Comments about Kurniawan’s personality recall the other shady wine figure accused of trading in counterfeits, Hardy Rodenstock, a.k.a Meinhard Goerke. Starting from the 1980s, the flamboyant German gave lavish wine parties and wine tasting marathons inviting top winery owners as well as wine luminaries from around the world. Rodenstock visited Hong Kong and befriended many collectors and he has sold wine through his agents in the market since the 1990s. He was notorious for “discovering wine” in hidden cellars from Paris to obscure cities in Europe. He regularly consigned old and rare magnums, including pre-phylloxera, or mid 19th century wines and the “Th.J.” bottles which were supposedly once owned by Thomas Jefferson. These bottles are the centre of an ongoing controversy with an infuriated millionaire American collector named Koch pursuing Rodenstock in an ongoing lawsuit. 
 
American collector Eric Greenberg is another of Koch’s targets, since he claims that in a Zachy’s auction in 2005, Greenberg put up for auction fake bottles including a 1921 Petrus (the chateau expressed serious doubts about the bottle’s authenticity citing inconsistent cork length and details on the capsule). One of Greenberg’s sources for wine was a company called Royal in New York, which has a dubious reputation.
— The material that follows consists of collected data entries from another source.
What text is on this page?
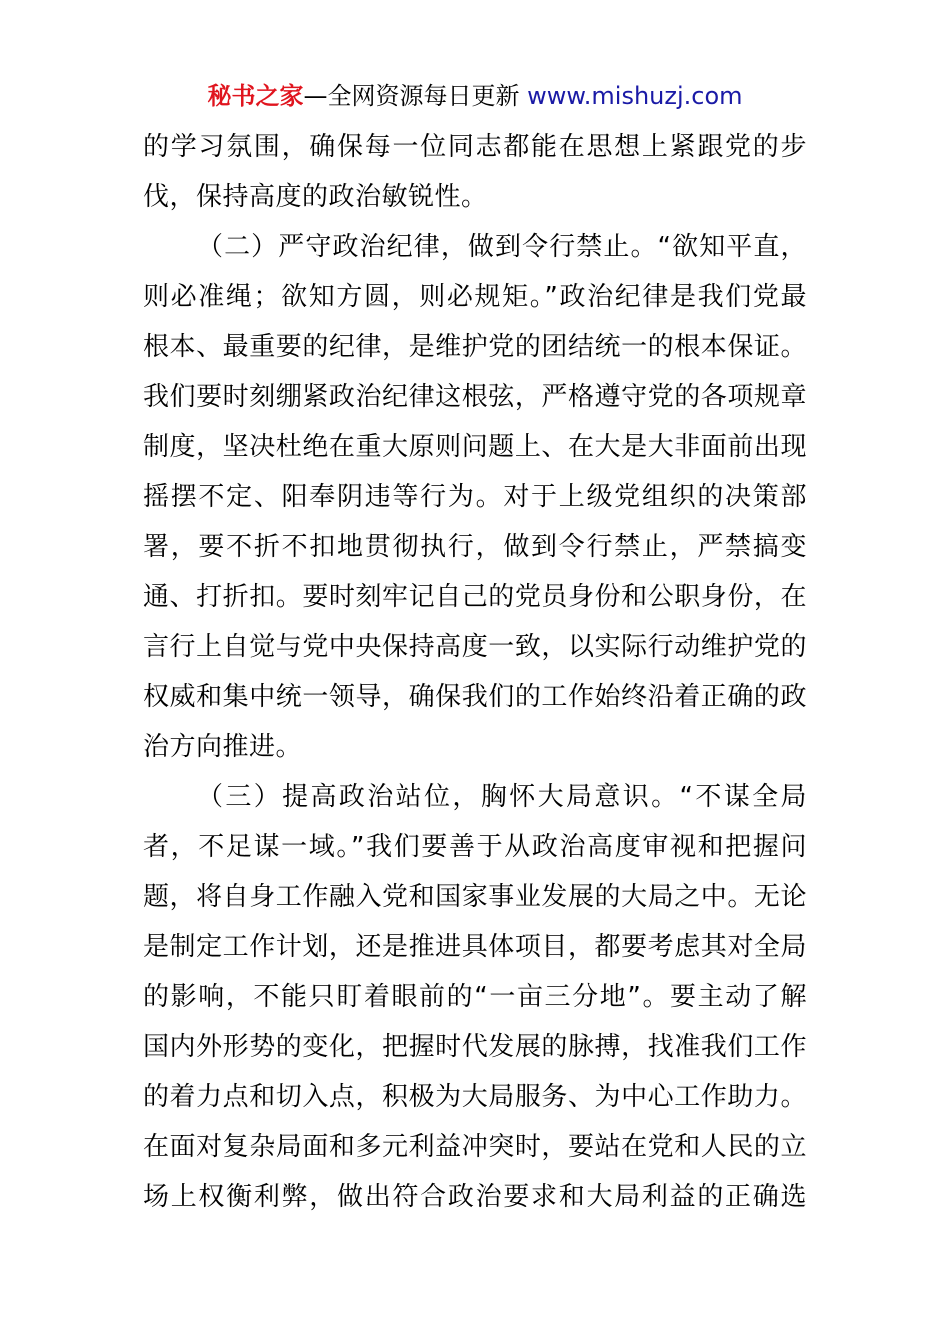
秘书之家—全网资源每日更新 www.mishuzj.com
的学习氛围，确保每一位同志都能在思想上紧跟党的步
伐，保持高度的政治敏锐性。
（二）严守政治纪律，做到令行禁止。“欲知平直，
则必准绳；欲知方圆，则必规矩。”政治纪律是我们党最
根本、最重要的纪律，是维护党的团结统一的根本保证。
我们要时刻绷紧政治纪律这根弦，严格遵守党的各项规章
制度，坚决杜绝在重大原则问题上、在大是大非面前出现
摇摆不定、阳奉阴违等行为。对于上级党组织的决策部
署，要不折不扣地贯彻执行，做到令行禁止，严禁搞变
通、打折扣。要时刻牢记自己的党员身份和公职身份，在
言行上自觉与党中央保持高度一致，以实际行动维护党的
权威和集中统一领导，确保我们的工作始终沿着正确的政
治方向推进。
（三）提高政治站位，胸怀大局意识。“不谋全局
者，不足谋一域。”我们要善于从政治高度审视和把握问
题，将自身工作融入党和国家事业发展的大局之中。无论
是制定工作计划，还是推进具体项目，都要考虑其对全局
的影响，不能只盯着眼前的“一亩三分地”。要主动了解
国内外形势的变化，把握时代发展的脉搏，找准我们工作
的着力点和切入点，积极为大局服务、为中心工作助力。
在面对复杂局面和多元利益冲突时，要站在党和人民的立
场上权衡利弊，做出符合政治要求和大局利益的正确选
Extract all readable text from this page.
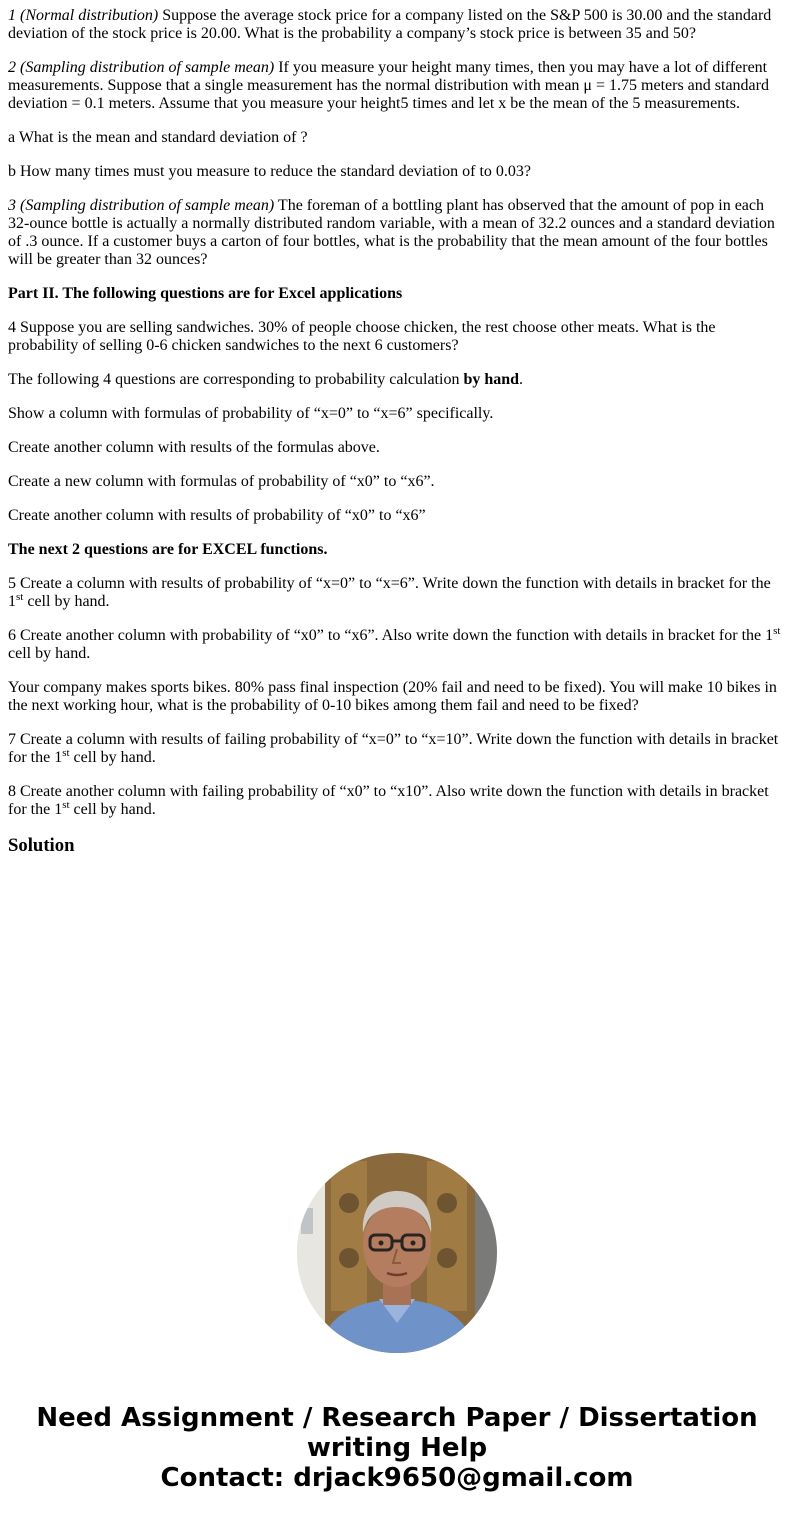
1 (Normal distribution) Suppose the average stock price for a company listed on the S&P 500 is 30.00 and the standard deviation of the stock price is 20.00. What is the probability a company’s stock price is between 35 and 50?

2 (Sampling distribution of sample mean) If you measure your height many times, then you may have a lot of different measurements. Suppose that a single measurement has the normal distribution with mean μ = 1.75 meters and standard deviation = 0.1 meters. Assume that you measure your height5 times and let x be the mean of the 5 measurements.

a What is the mean and standard deviation of ?

b How many times must you measure to reduce the standard deviation of to 0.03?

3 (Sampling distribution of sample mean) The foreman of a bottling plant has observed that the amount of pop in each 32-ounce bottle is actually a normally distributed random variable, with a mean of 32.2 ounces and a standard deviation of .3 ounce. If a customer buys a carton of four bottles, what is the probability that the mean amount of the four bottles will be greater than 32 ounces?

Part II. The following questions are for Excel applications

4 Suppose you are selling sandwiches. 30% of people choose chicken, the rest choose other meats. What is the probability of selling 0-6 chicken sandwiches to the next 6 customers?

The following 4 questions are corresponding to probability calculation by hand.

Show a column with formulas of probability of “x=0” to “x=6” specifically.

Create another column with results of the formulas above.

Create a new column with formulas of probability of “x0” to “x6”.

Create another column with results of probability of “x0” to “x6”

The next 2 questions are for EXCEL functions.

5 Create a column with results of probability of “x=0” to “x=6”. Write down the function with details in bracket for the 1st cell by hand.

6 Create another column with probability of “x0” to “x6”. Also write down the function with details in bracket for the 1st cell by hand.

Your company makes sports bikes. 80% pass final inspection (20% fail and need to be fixed). You will make 10 bikes in the next working hour, what is the probability of 0-10 bikes among them fail and need to be fixed?

7 Create a column with results of failing probability of “x=0” to “x=10”. Write down the function with details in bracket for the 1st cell by hand.

8 Create another column with failing probability of “x0” to “x10”. Also write down the function with details in bracket for the 1st cell by hand.

Solution
Need Assignment / Research Paper / Dissertation
writing Help
Contact: drjack9650@gmail.com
According to Koch’s evidence, Greenberg purchased over US$2 million worth of wine from Royal between 2000 to 2002. If we go back two years, Greenberg’s “Imperial Cellar” was one of the biggest sales generators in wine auction history raising US$19million in Hong Kong on May 28th and 29th 2010. 
 
When Greenberg and many American collectors were amassing their collection, they relied on merchants like Royal who were closely linked with Rodenstock. According to shipping invoices obtained by Koch, Rodenstock sent 21 magnums of 1921 Pétrus to Royal between 1998 and 2004. This is highly suspicious since there are no records of chateau bottling of magnums in the 1920s and negociants that sold Petrus treated it like an inexpensive everyday wine so magnum bottling would have been unlikely. And where did Royal obtain their wines? Shipping records point to Rodenstock as one of the key sources with over 800 bottles worth about US$8 million shipped to Royal between 1998 and 2008. It included over a hundred magnums of 1961 Petrus and over a hundred magnums of 1961 Latour. All of this is well documented in Koch’s numerous lawsuits filed against various parties.
 
The recent arrest of Kurniawan begs many questions: How widespread are fake wines in Hong Kong and Asia since we are now the number one auction city in the world? How can we prevent this vicious cycle of fraudulent wines surfacing in our market? It will only take one high profile case in Hong Kong to scare the already jittery buyers of fine wine and certainly leave doubts about the reliability and reputation of Hong Kong as a fine wine centre. 
 
One step we can take is to demand provenance and traceability of the wines we buy, whether it is from a wine merchant or at auction. If the wine has a high price tag or is old and rare especially in magnum, we should be even more vigilant. Another step we can take is to do what Ponsot suggests, don’t buy wines that are pre 1980s, especially Burgundy. We should also be aware of the court cases and controversies surrounding fake wines in other markets so that we don’t become its next victims.